If calculated according to the ratio of Xmx=2048, Xmn=768, the value of CMSInitiatingOccupancyFraction cannot exceed 40, otherwise it is prone to promotion failed during garbage collection.

-XX:+UseCMSInitiatingOccupancyOnly

Indicates that the concurrent collector starts the collection only after the initial ratio is used in the old generation

-XX:SoftRefLRUPolicyMSPerMB

Compared with the virtual machine in the client mode (-client option), when the virtual machine in the server mode is used (-server option), the cleaning effort for soft references is slightly worse. The collection frequency can be reduced by increasing -XX:SoftRefLRUPolicyMSPerMB. The default value is 1000, which means one megabyte per second. The soft reference survives longer in the virtual machine than in the customer set. The cleaning frequency can be controlled with the command line parameter -XX:SoftRefLRUPolicyMSPerMB=<N>, which can specify the number of milliseconds that the soft reference of each mega heap free space remains alive (once it is not reachable), which means every mega The soft reference in the free space in the heap will survive for 1 second (after the last strong reference is reclaimed). Note that this is an approximate value, because soft references will only be cleared during garbage collection, and garbage collection does not always happen.

-XX:LargePageSizeInBytes

The size of the memory page cannot be set too large, which will affect the size of Perm.

-XX:+UseFastAccessorMethods

Quick optimization of primitive types, get and set methods are converted to local code.

-XX:+DisableExplicitGC 

Prohibit full gc in java program, such as System.gc() call. It is best to add to prevent the program from being misused in the code, which will impact performance.

-XX:+AggressiveHeap

Special note: (I think it is helpful for making java cache applications)

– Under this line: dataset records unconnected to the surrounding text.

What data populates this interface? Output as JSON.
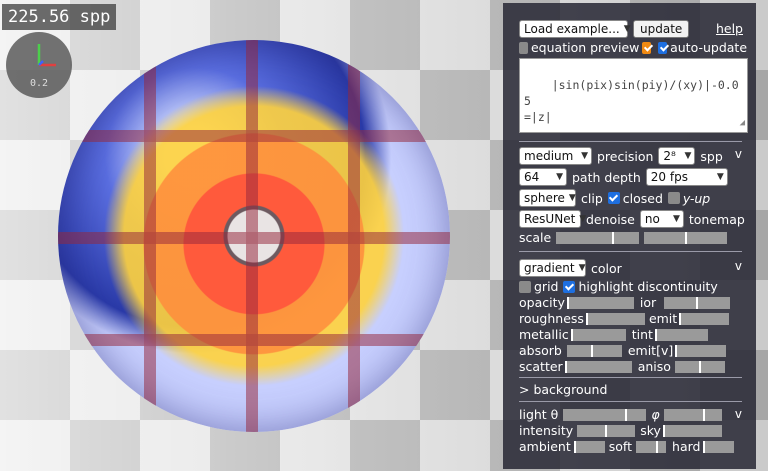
{
  "status": {
    "spp_readout": "225.56 spp"
  },
  "gizmo": {
    "zoom": "0.2"
  },
  "toolbar": {
    "example_select": "Load example...",
    "update_label": "update",
    "help_label": "help"
  },
  "options": {
    "equation_preview": {
      "label": "equation preview",
      "checked": true
    },
    "auto_update": {
      "label": "auto-update",
      "checked": true
    }
  },
  "equation": {
    "text": "|sin(pix)sin(piy)/(xy)|-0.05\n=|z|"
  },
  "render": {
    "quality_select": "medium",
    "precision_label": "precision",
    "spp_select": "2⁸",
    "spp_label": "spp",
    "collapse_icon": "v",
    "steps_select": "64",
    "path_depth_label": "path depth",
    "fps_select": "20 fps",
    "clip_select": "sphere",
    "clip_label": "clip",
    "closed": {
      "label": "closed",
      "checked": true
    },
    "y_up": {
      "label": "y-up",
      "checked": false
    },
    "denoise_select": "ResUNet",
    "denoise_label": "denoise",
    "tonemap_select": "no",
    "tonemap_label": "tonemap",
    "scale_label": "scale",
    "scale_value_1": 0.68,
    "scale_value_2": 0.5
  },
  "material": {
    "color_mode_select": "gradient",
    "color_label": "color",
    "collapse_icon": "v",
    "grid": {
      "label": "grid",
      "checked": false
    },
    "highlight_discontinuity": {
      "label": "highlight discontinuity",
      "checked": true
    },
    "sliders": [
      {
        "left_label": "opacity",
        "left_value": 0.0,
        "right_label": "ior",
        "right_value": 0.5
      },
      {
        "left_label": "roughness",
        "left_value": 0.0,
        "right_label": "emit",
        "right_value": 0.0
      },
      {
        "left_label": "metallic",
        "left_value": 0.0,
        "right_label": "tint",
        "right_value": 0.0
      },
      {
        "left_label": "absorb",
        "left_value": 0.45,
        "right_label": "emit[v]",
        "right_value": 0.0
      },
      {
        "left_label": "scatter",
        "left_value": 0.0,
        "right_label": "aniso",
        "right_value": 0.5
      }
    ]
  },
  "background": {
    "toggle_label": "> background"
  },
  "lighting": {
    "collapse_icon": "v",
    "light_theta_label": "light θ",
    "light_theta_value": 0.75,
    "phi_label": "φ",
    "phi_value": 0.7,
    "intensity_label": "intensity",
    "intensity_value": 0.5,
    "sky_label": "sky",
    "sky_value": 0.0,
    "ambient_label": "ambient",
    "ambient_value": 0.0,
    "soft_label": "soft",
    "soft_value": 0.7,
    "hard_label": "hard",
    "hard_value": 0.0
  },
  "colors": {
    "panel_bg": "#28283a",
    "checkbox_blue": "#1e6fe0",
    "checkbox_orange": "#f08a12"
  }
}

Trying to use a lot of physical memory

Optimization of long-term large memory usage, able to check computing resources (memory, number of processors)

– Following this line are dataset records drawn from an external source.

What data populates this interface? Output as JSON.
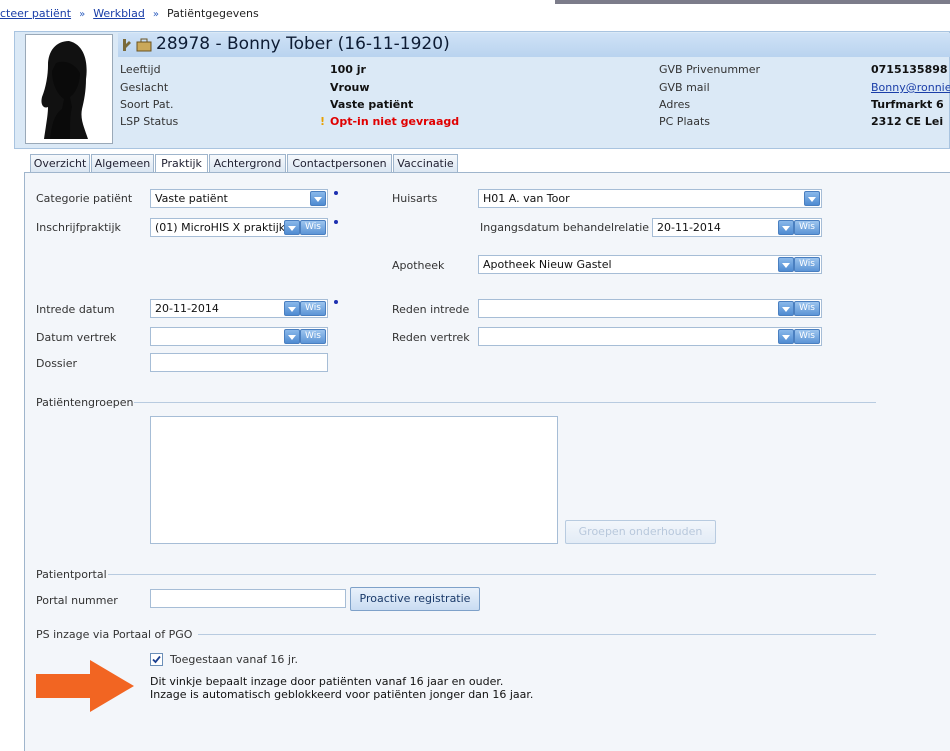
{
  "breadcrumb": {
    "item1": "cteer patiënt",
    "item2": "Werkblad",
    "item3": "Patiëntgegevens",
    "separator": "»"
  },
  "patient": {
    "title": "28978 - Bonny Tober (16-11-1920)",
    "leeftijd_label": "Leeftijd",
    "leeftijd": "100 jr",
    "geslacht_label": "Geslacht",
    "geslacht": "Vrouw",
    "soort_label": "Soort Pat.",
    "soort": "Vaste patiënt",
    "lsp_label": "LSP Status",
    "lsp": "Opt-in niet gevraagd",
    "lsp_mark": "!",
    "gvb_nr_label": "GVB Privenummer",
    "gvb_nr": "0715135898",
    "gvb_mail_label": "GVB mail",
    "gvb_mail": "Bonny@ronnie",
    "adres_label": "Adres",
    "adres": "Turfmarkt 6",
    "pc_label": "PC Plaats",
    "pc": "2312 CE Lei"
  },
  "tabs": [
    "Overzicht",
    "Algemeen",
    "Praktijk",
    "Achtergrond",
    "Contactpersonen",
    "Vaccinatie"
  ],
  "active_tab": "Praktijk",
  "form": {
    "categorie_label": "Categorie patiënt",
    "categorie": "Vaste patiënt",
    "inschrijf_label": "Inschrijfpraktijk",
    "inschrijf": "(01) MicroHIS X praktijk",
    "huisarts_label": "Huisarts",
    "huisarts": "H01  A. van Toor",
    "ingang_label": "Ingangsdatum behandelrelatie",
    "ingang": "20-11-2014",
    "apotheek_label": "Apotheek",
    "apotheek": "Apotheek Nieuw Gastel",
    "intrede_label": "Intrede datum",
    "intrede": "20-11-2014",
    "reden_intrede_label": "Reden intrede",
    "vertrek_label": "Datum vertrek",
    "reden_vertrek_label": "Reden vertrek",
    "dossier_label": "Dossier",
    "wis": "Wis"
  },
  "groepen": {
    "section": "Patiëntengroepen",
    "button": "Groepen onderhouden"
  },
  "portal": {
    "section": "Patientportal",
    "nummer_label": "Portal nummer",
    "button": "Proactive registratie"
  },
  "inzage": {
    "section": "PS inzage via Portaal of PGO",
    "checkbox_label": "Toegestaan vanaf 16 jr.",
    "checked": true,
    "info_line1": "Dit vinkje bepaalt inzage door patiënten vanaf 16 jaar en ouder.",
    "info_line2": "Inzage is automatisch geblokkeerd voor patiënten jonger dan 16 jaar."
  },
  "colors": {
    "accent": "#4f8bd1",
    "warning": "#e00000",
    "arrow": "#f26522"
  }
}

At least 256MB RAM is required

A large amount of CPU/memory, (in 1.4.1, it has been shown to improve on 4CPU machines)

-XX:+AggressiveOpts

Speed ​​up compilation

-XX:+UseBiasedLocking

Improved performance of the lock mechanism.

Practical articles

   Testing purposes

Test the performance of the tested system when using different garbage collection schemes;

Understand the actual effect of various JVM parameters in performance tuning;

Perform an 8-hour stress test on the selected optimal solution and record the test results;

Test environment preparation

Software and hardware environment for the running of the program under test:

  • D630 4G memory + T7250 dual-core CPU + 160G hard disk;

  • Operating system: windowsXP SP3;

  • IP:11.55.15.51;

Name of the program under test:

  • XXX Bank Procurement Management System V1.1 version;

Program deployment environment:

  • Tomcat6.0.18 for windows;

  • Sun JDK1.6.13 for windows;

  • Oracle10g for windows (run separately on another 640M laptop)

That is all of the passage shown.